Gene interaction enrichment and network analysis to identify dysregulated pathways and their interactions in complex diseases
1 Center for Proteomics & Bioinformatics, Case Western Reserve University, Cleveland, OH, 44106, USA
2 Department of Electrical Engineering & Computer Science, Case Western Reserve University, Cleveland, OH, 44106, USA
3 Case Comprehensive Cancer Center, Case Western Reserve University, Cleveland, OH, 44106, USA
4 Department of Epidemiology and Biostatistics, Case Comprehensive Cancer Center, Cleveland, OH, 44106, USA
5 Department of Genetics, Case Western Reserve University, Cleveland, OH, 44106, USA
BMC Systems Biology 2012, 6:65 doi:10.1186/1752-0509-6-65Published: 13 June 2012
The molecular behavior of biological systems can be described in terms of three fundamental components: (i) the physical entities, (ii) the interactions among these entities, and (iii) the dynamics of these entities and interactions. The mechanisms that drive complex disease can be productively viewed in the context of the perturbations of these components. One challenge in this regard is to identify the pathways altered in specific diseases. To address this challenge, Gene Set Enrichment Analysis (GSEA) and others have been developed, which focus on alterations of individual properties of the entities (such as gene expression). However, the dynamics of the interactions with respect to disease have been less well studied (i.e., properties of components ii and iii).

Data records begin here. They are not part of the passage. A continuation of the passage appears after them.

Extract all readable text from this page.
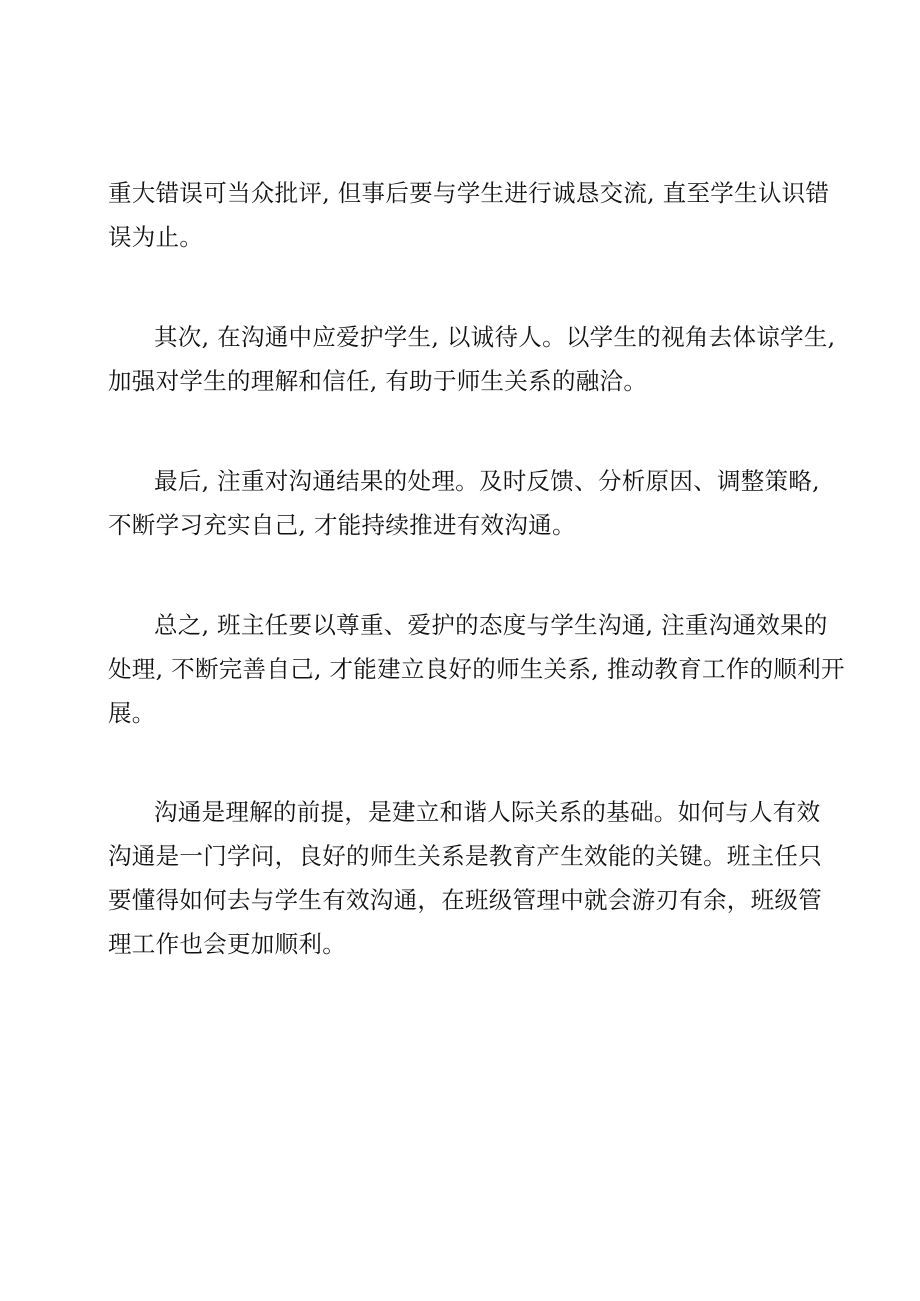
重大错误可当众批评, 但事后要与学生进行诚恳交流, 直至学生认识错
误为止。

其次, 在沟通中应爱护学生, 以诚待人。以学生的视角去体谅学生,
加强对学生的理解和信任, 有助于师生关系的融洽。

最后, 注重对沟通结果的处理。及时反馈、分析原因、调整策略,
不断学习充实自己, 才能持续推进有效沟通。

总之, 班主任要以尊重、爱护的态度与学生沟通, 注重沟通效果的
处理, 不断完善自己, 才能建立良好的师生关系, 推动教育工作的顺利开
展。

沟通是理解的前提，是建立和谐人际关系的基础。如何与人有效
沟通是一门学问，良好的师生关系是教育产生效能的关键。班主任只
要懂得如何去与学生有效沟通，在班级管理中就会游刃有余，班级管
理工作也会更加顺利。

Here, we present a novel method called Gene Interaction Enrichment and Network Analysis (GIENA) to identify dysregulated gene interactions, i.e., pairs of genes whose relationships differ between disease and control. Four functions are defined to model the biologically relevant gene interactions of cooperation (sum of mRNA expression), competition (difference between mRNA expression), redundancy (maximum of expression), or dependency (minimum of expression) among the expression levels. The proposed framework identifies dysregulated interactions and pathways enriched in dysregulated interactions; points out interactions that are perturbed across pathways; and moreover, based on the biological annotation of each type of dysregulated interaction gives clues about the regulatory logic governing the systems level perturbation. We demonstrated the potential of GIENA using published datasets related to cancer.
We showed that GIENA identifies dysregulated pathways that are missed by traditional enrichment methods based on the individual gene properties and that use of traditional methods combined with GIENA provides coverage of the largest number of relevant pathways. In addition, using the interactions detected by GIENA, specific gene networks both within and across pathways associated with the relevant phenotypes are constructed and analyzed.